Le Parlement contre la Commission

Dans la même veine, les eurodéputés sont vent debout contre la Commission au sujet du mécanisme de conditionnalité des aides européennes. Souvenez-vous. Fin 2020, il était question de conditionner les fonds du plan de relance au respect de l’Etat de droit par les Etats membres. Le feuilleton, fait de vetos et de négociations, s’était finalement conclu et le budget avait été voté. Le compromis adopté est le suivant :

  • La Commission, qui a établit l’existence d’une violation – pas un risque de violation -, propose d’utiliser ce mécanisme.
  • Le Conseil de l’Union européenne a un mois pour y donner suite. Sa décision est votée à la majorité qualifiée. C’est-à-dire qu’elle doit être adoptée par 65 % des Etats membres représentant 55 % de la population de l’Union.
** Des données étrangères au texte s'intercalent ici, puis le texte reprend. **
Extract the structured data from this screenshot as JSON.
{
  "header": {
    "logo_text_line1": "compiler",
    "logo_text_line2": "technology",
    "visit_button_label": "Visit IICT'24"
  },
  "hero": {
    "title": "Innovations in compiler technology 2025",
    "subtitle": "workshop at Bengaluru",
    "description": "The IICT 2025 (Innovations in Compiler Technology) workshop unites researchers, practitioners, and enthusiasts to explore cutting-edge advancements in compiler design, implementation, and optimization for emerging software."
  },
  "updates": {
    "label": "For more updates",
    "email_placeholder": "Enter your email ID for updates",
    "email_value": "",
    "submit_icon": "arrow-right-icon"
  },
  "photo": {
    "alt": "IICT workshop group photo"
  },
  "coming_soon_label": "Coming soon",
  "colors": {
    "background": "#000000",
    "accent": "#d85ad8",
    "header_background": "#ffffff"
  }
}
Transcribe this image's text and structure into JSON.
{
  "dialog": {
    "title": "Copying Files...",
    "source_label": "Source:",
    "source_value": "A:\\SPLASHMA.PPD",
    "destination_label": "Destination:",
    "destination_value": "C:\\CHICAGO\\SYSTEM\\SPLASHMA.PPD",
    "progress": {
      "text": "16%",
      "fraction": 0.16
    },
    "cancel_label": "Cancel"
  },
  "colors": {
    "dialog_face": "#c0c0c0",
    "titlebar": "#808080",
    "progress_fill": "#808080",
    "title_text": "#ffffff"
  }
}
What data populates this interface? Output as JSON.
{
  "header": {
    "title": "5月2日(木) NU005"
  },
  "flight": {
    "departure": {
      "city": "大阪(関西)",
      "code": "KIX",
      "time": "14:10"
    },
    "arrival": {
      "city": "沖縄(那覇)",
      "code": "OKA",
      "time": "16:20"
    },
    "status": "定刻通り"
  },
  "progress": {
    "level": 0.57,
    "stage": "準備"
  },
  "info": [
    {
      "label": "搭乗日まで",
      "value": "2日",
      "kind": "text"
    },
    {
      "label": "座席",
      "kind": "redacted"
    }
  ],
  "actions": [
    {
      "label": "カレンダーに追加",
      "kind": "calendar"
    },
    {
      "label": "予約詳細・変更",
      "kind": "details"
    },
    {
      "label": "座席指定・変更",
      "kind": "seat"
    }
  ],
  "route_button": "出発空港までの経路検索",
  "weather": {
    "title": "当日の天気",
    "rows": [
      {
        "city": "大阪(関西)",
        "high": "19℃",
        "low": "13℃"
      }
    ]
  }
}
Si violation il y a, fonds européens il n’y a plus. Mais aujourd’hui, les principaux concernés – Pologne et Hongrie – ont contesté ce mécanisme devant la Cour de justice de l’UE. De quoi alourdir un processus déjà extrêmement long. Rappelons que cela fait plusieurs années déjà que la Pologne est sous le coup du fameux article 7, pour existence d’un risque de violation des droits fondamentaux. Le Parlement a ainsi voté un texte pour poursuivre la Commission pour inaction dans ce domaine.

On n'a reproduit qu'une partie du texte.